Dragon Age: The Veilguard

I'm starting to see the cracks of not having central games oriented sites as prevalent. I'm off Reddit. I'm off X. I till occasionally go to IGN and GiantBomb (Viva la independence!). I knew almost nothing about the new Dragon Age coming out. I barely knew it was coming. And this is coming from someone that loved the majority of past Dragon Age games. 

I started seeing complaints about the art direction first. I take gamer forums, especially regarding previews, with a huge grain of salt since the "Cellda" days killed any chance of us getting another Wind Waker style game in a long time. I looked at some screenshots, maybe not my favorite art direction, but I certainly didn't think it looked "child like" or whatever the complaints were. In action, it looks fine. 


I saw some stories suggesting that sales were not what EA expected. But as we know, EA and most videogame companies have no idea how to forcast. How many studios have been bought, sold, and closed because some company was like, "The new Resident Raider needs to sell 12 million copies for our share holders" and then they are upset when it sells 8 million copies and still makes money. 

But if I, someone that is likely to buy it, didn't even know it was coming this soon, how are others supposed to find it. 

Dragon Age: The Veilguard in an uneven adventure. When it cooks, it's great. When it doesn't, the tedium makes it feel forever long. 

I was invested in the story immediately. The opening scene of dark spawn dropping in the center of a city, a familiar character doing ... something... to a group of gods, and you flying by the seat of your pants. 

I really liked the characters. They made the world feel real. You believed that the assassin's guild and the Gray Wardens existed in the same world. Each had it's own personality. And sometimes the character arks could be a little heavy handed, they all had fairly satisfying conclusions. 

They took a bit of the Mass Effect 2 approach where you had a loyalty quest line for each character and I haven't looked into it, but I bet the numbers add up in the background to say who dies and who doesn't. 

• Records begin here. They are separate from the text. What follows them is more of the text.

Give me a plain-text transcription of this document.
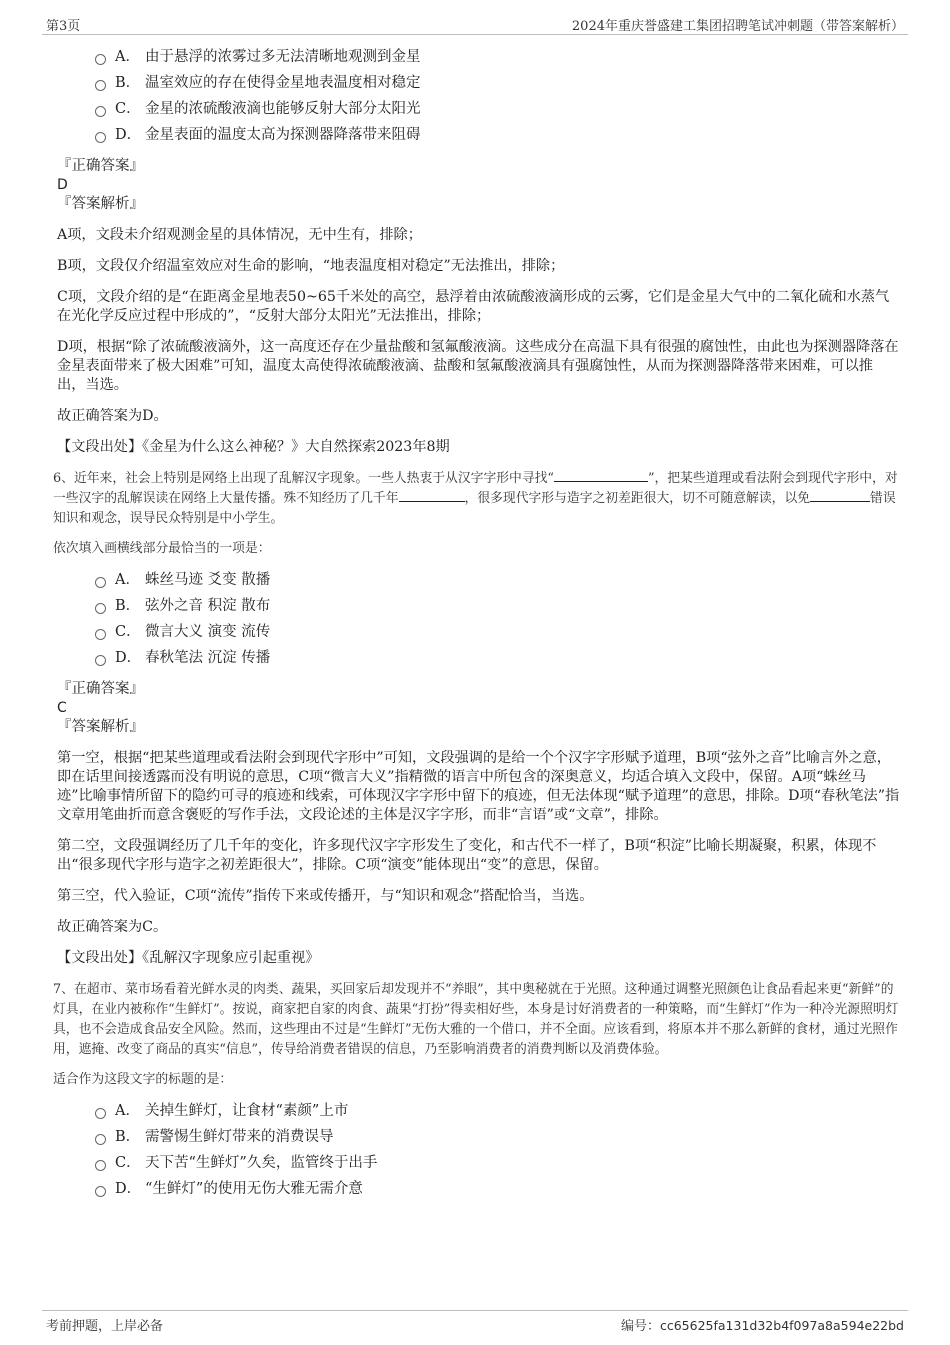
第3页	2024年重庆誉盛建工集团招聘笔试冲刺题（带答案解析）
A． 由于悬浮的浓雾过多无法清晰地观测到金星
B． 温室效应的存在使得金星地表温度相对稳定
C． 金星的浓硫酸液滴也能够反射大部分太阳光
D． 金星表面的温度太高为探测器降落带来阻碍

『正确答案』

D

『答案解析』

A项，文段未介绍观测金星的具体情况，无中生有，排除；

B项，文段仅介绍温室效应对生命的影响，“地表温度相对稳定”无法推出，排除；

C项，文段介绍的是“在距离金星地表50~65千米处的高空，悬浮着由浓硫酸液滴形成的云雾，它们是金星大气中的二氧化硫和水蒸气在光化学反应过程中形成的”，“反射大部分太阳光”无法推出，排除；

D项，根据“除了浓硫酸液滴外，这一高度还存在少量盐酸和氢氟酸液滴。这些成分在高温下具有很强的腐蚀性，由此也为探测器降落在金星表面带来了极大困难”可知，温度太高使得浓硫酸液滴、盐酸和氢氟酸液滴具有强腐蚀性，从而为探测器降落带来困难，可以推出，当选。

故正确答案为D。

【文段出处】《金星为什么这么神秘？》大自然探索2023年8期

6、近年来，社会上特别是网络上出现了乱解汉字现象。一些人热衷于从汉字字形中寻找“	”，把某些道理或看法附会到现代字形中，对一些汉字的乱解误读在网络上大量传播。殊不知经历了几千年	，很多现代字形与造字之初差距很大，切不可随意解读，以免	错误知识和观念，误导民众特别是中小学生。

依次填入画横线部分最恰当的一项是：

A． 蛛丝马迹 爻变 散播
B． 弦外之音 积淀 散布
C． 微言大义 演变 流传
D． 春秋笔法 沉淀 传播

『正确答案』

C

『答案解析』

第一空，根据“把某些道理或看法附会到现代字形中”可知，文段强调的是给一个个汉字字形赋予道理，B项“弦外之音”比喻言外之意，即在话里间接透露而没有明说的意思，C项“微言大义”指精微的语言中所包含的深奥意义，均适合填入文段中，保留。A项“蛛丝马迹”比喻事情所留下的隐约可寻的痕迹和线索，可体现汉字字形中留下的痕迹，但无法体现“赋予道理”的意思，排除。D项“春秋笔法”指文章用笔曲折而意含褒贬的写作手法，文段论述的主体是汉字字形，而非“言语”或“文章”，排除。

第二空，文段强调经历了几千年的变化，许多现代汉字字形发生了变化，和古代不一样了，B项“积淀”比喻长期凝聚，积累，体现不出“很多现代字形与造字之初差距很大”，排除。C项“演变”能体现出“变”的意思，保留。

第三空，代入验证，C项“流传”指传下来或传播开，与“知识和观念”搭配恰当，当选。

故正确答案为C。

【文段出处】《乱解汉字现象应引起重视》

7、在超市、菜市场看着光鲜水灵的肉类、蔬果，买回家后却发现并不“养眼”，其中奥秘就在于光照。这种通过调整光照颜色让食品看起来更“新鲜”的灯具，在业内被称作“生鲜灯”。按说，商家把自家的肉食、蔬果“打扮”得卖相好些，本身是讨好消费者的一种策略，而“生鲜灯”作为一种冷光源照明灯具，也不会造成食品安全风险。然而，这些理由不过是“生鲜灯”无伤大雅的一个借口，并不全面。应该看到，将原本并不那么新鲜的食材，通过光照作用，遮掩、改变了商品的真实“信息”，传导给消费者错误的信息，乃至影响消费者的消费判断以及消费体验。

适合作为这段文字的标题的是：

A． 关掉生鲜灯，让食材“素颜”上市
B． 需警惕生鲜灯带来的消费误导
C． 天下苦“生鲜灯”久矣，监管终于出手
D． “生鲜灯”的使用无伤大雅无需介意
考前押题，上岸必备	编号：cc65625fa131d32b4f097a8a594e22bd
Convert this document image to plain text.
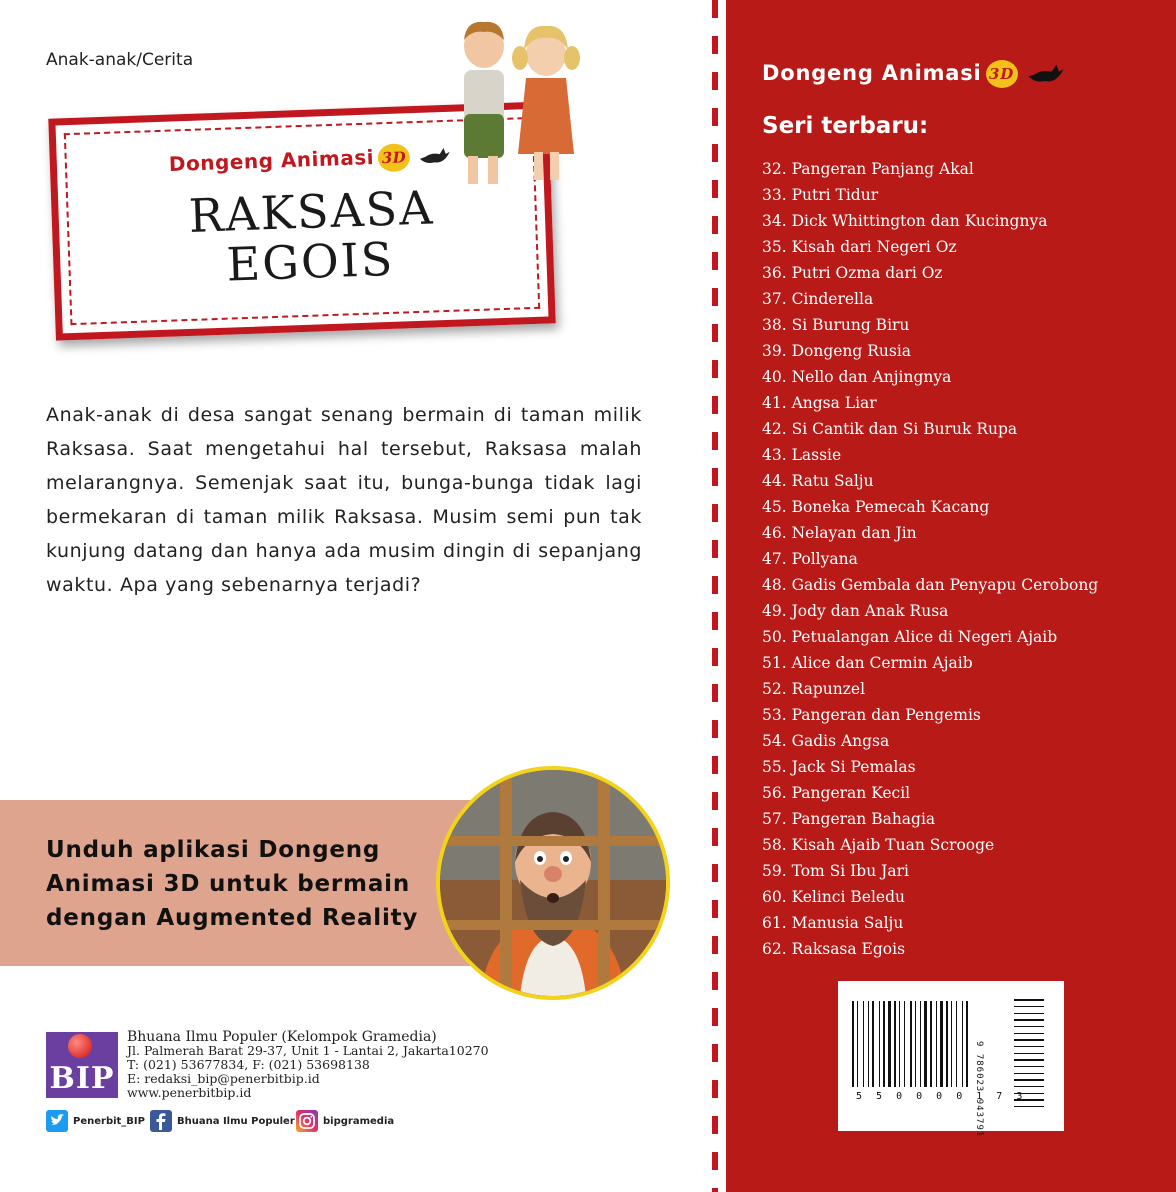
Anak-anak/Cerita
Dongeng Animasi 3D
RAKSASA
EGOIS
Anak-anak di desa sangat senang bermain di taman milik Raksasa. Saat mengetahui hal tersebut, Raksasa malah melarangnya. Semenjak saat itu, bunga-bunga tidak lagi bermekaran di taman milik Raksasa. Musim semi pun tak kunjung datang dan hanya ada musim dingin di sepanjang waktu. Apa yang sebenarnya terjadi?
Unduh aplikasi Dongeng
Animasi 3D untuk bermain
dengan Augmented Reality
BIP
Bhuana Ilmu Populer (Kelompok Gramedia)
Jl. Palmerah Barat 29-37, Unit 1 - Lantai 2, Jakarta10270
T: (021) 53677834, F: (021) 53698138
E: redaksi_bip@penerbitbip.id
www.penerbitbip.id
Penerbit_BIP	Bhuana Ilmu Populer	bipgramedia
Dongeng Animasi 3D
Seri terbaru:
32. Pangeran Panjang Akal
33. Putri Tidur
34. Dick Whittington dan Kucingnya
35. Kisah dari Negeri Oz
36. Putri Ozma dari Oz
37. Cinderella
38. Si Burung Biru
39. Dongeng Rusia
40. Nello dan Anjingnya
41. Angsa Liar
42. Si Cantik dan Si Buruk Rupa
43. Lassie
44. Ratu Salju
45. Boneka Pemecah Kacang
46. Nelayan dan Jin
47. Pollyana
48. Gadis Gembala dan Penyapu Cerobong
49. Jody dan Anak Rusa
50. Petualangan Alice di Negeri Ajaib
51. Alice dan Cermin Ajaib
52. Rapunzel
53. Pangeran dan Pengemis
54. Gadis Angsa
55. Jack Si Pemalas
56. Pangeran Kecil
57. Pangeran Bahagia
58. Kisah Ajaib Tuan Scrooge
59. Tom Si Ibu Jari
60. Kelinci Beledu
61. Manusia Salju
62. Raksasa Egois
5 5 0 0 0 0 1 7 3
9 786023 943791
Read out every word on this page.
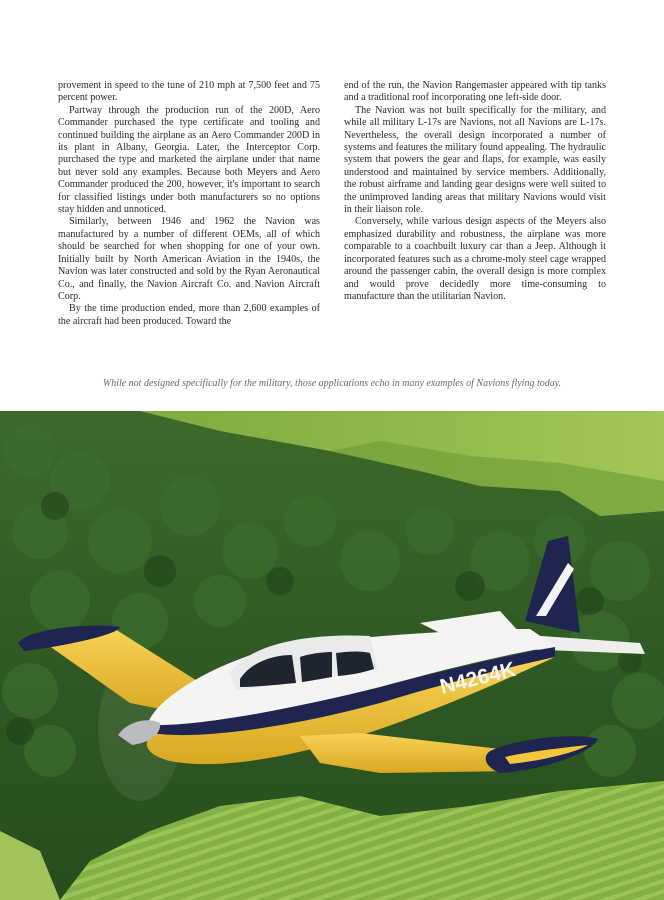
provement in speed to the tune of 210 mph at 7,500 feet and 75 percent power.

Partway through the production run of the 200D, Aero Commander purchased the type certificate and tooling and continued building the airplane as an Aero Commander 200D in its plant in Albany, Georgia. Later, the Interceptor Corp. purchased the type and marketed the airplane under that name but never sold any examples. Because both Meyers and Aero Commander produced the 200, however, it's important to search for classified listings under both manufacturers so no options stay hidden and unnoticed.

Similarly, between 1946 and 1962 the Navion was manufactured by a number of different OEMs, all of which should be searched for when shopping for one of your own. Initially built by North American Aviation in the 1940s, the Navion was later constructed and sold by the Ryan Aeronautical Co., and finally, the Navion Aircraft Co. and Navion Aircraft Corp.

By the time production ended, more than 2,600 examples of the aircraft had been produced. Toward the

end of the run, the Navion Rangemaster appeared with tip tanks and a traditional roof incorporating one left-side door.

The Navion was not built specifically for the military, and while all military L-17s are Navions, not all Navions are L-17s. Nevertheless, the overall design incorporated a number of systems and features the military found appealing. The hydraulic system that powers the gear and flaps, for example, was easily understood and maintained by service members. Additionally, the robust airframe and landing gear designs were well suited to the unimproved landing areas that military Navions would visit in their liaison role.

Conversely, while various design aspects of the Meyers also emphasized durability and robustness, the airplane was more comparable to a coachbuilt luxury car than a Jeep. Although it incorporated features such as a chrome-moly steel cage wrapped around the passenger cabin, the overall design is more complex and would prove decidedly more time-consuming to manufacture than the utilitarian Navion.

While not designed specifically for the military, those applications echo in many examples of Navions flying today.
N4264K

Some of the environments are pretty confusing to get around until you open them up more. Beginning of the game, I was having issues discerning one place from another because they all felt like mazes with a ton of closed off areas. They all vaguely looked similar. I couldn't remember where the assassin's were vs the Lords of Fortune.

This did get clearer as the game went on. Partly because I started learning more about each area and becoming familiar. Partly because there were more ways to get around. 

There are fast travel locations through out the maps, but still, some of the map design really felt like it was trying to pad out the play time, even though I'm sure it was actually hiding textures loading. 

Combat gets tedious in the middle of the game. You're overpowered if you've been doing all the side quests, so there's not a huge threat of dying. But the enemies still take time to widdle down. Anytime I saw an open area coming up, I sort of shrugged and knew there would be a fight waiting for me. There were a lot of late missions that brought you through several sections of the map and I sort of rolled my eyes knowing I had a couple battles waiting. 

Toward the end, I just started sprinting past enemies until inevitably I'd run up against a story prompt that said I had to finish all the enemies. 

The dragons are meant to be epic fights (and they should be, they are dragons) but instead they became arrow sponges. You work their shield down, their life down. They get in a few cheap shots. You knock them over, get in your cheap shots. Then they fly off to some piece of set that is too far for you to continue hammering them, spawn in lesser enemies, and refill their shield. 

I killed most of the dragons, but I was at the end of the game, had one side quest that called for me to kill a dragon, (I'm usually a 100% kind of person in these games) I just skipped it. 

Ending rocks. It's one of those very satisfying endings where you feel like all loose ends are tied up, you get to see all these characters you've been adventuring with doing cool shit. The epicness of the end isn't hamstrung by a bullet sponge end boss. You just felt very powerful and cool. By the time the credits rolled, I think I added another star onto my review. 

Overall, I give Dragon Age: The Veilgaurd a solid 7.5/10.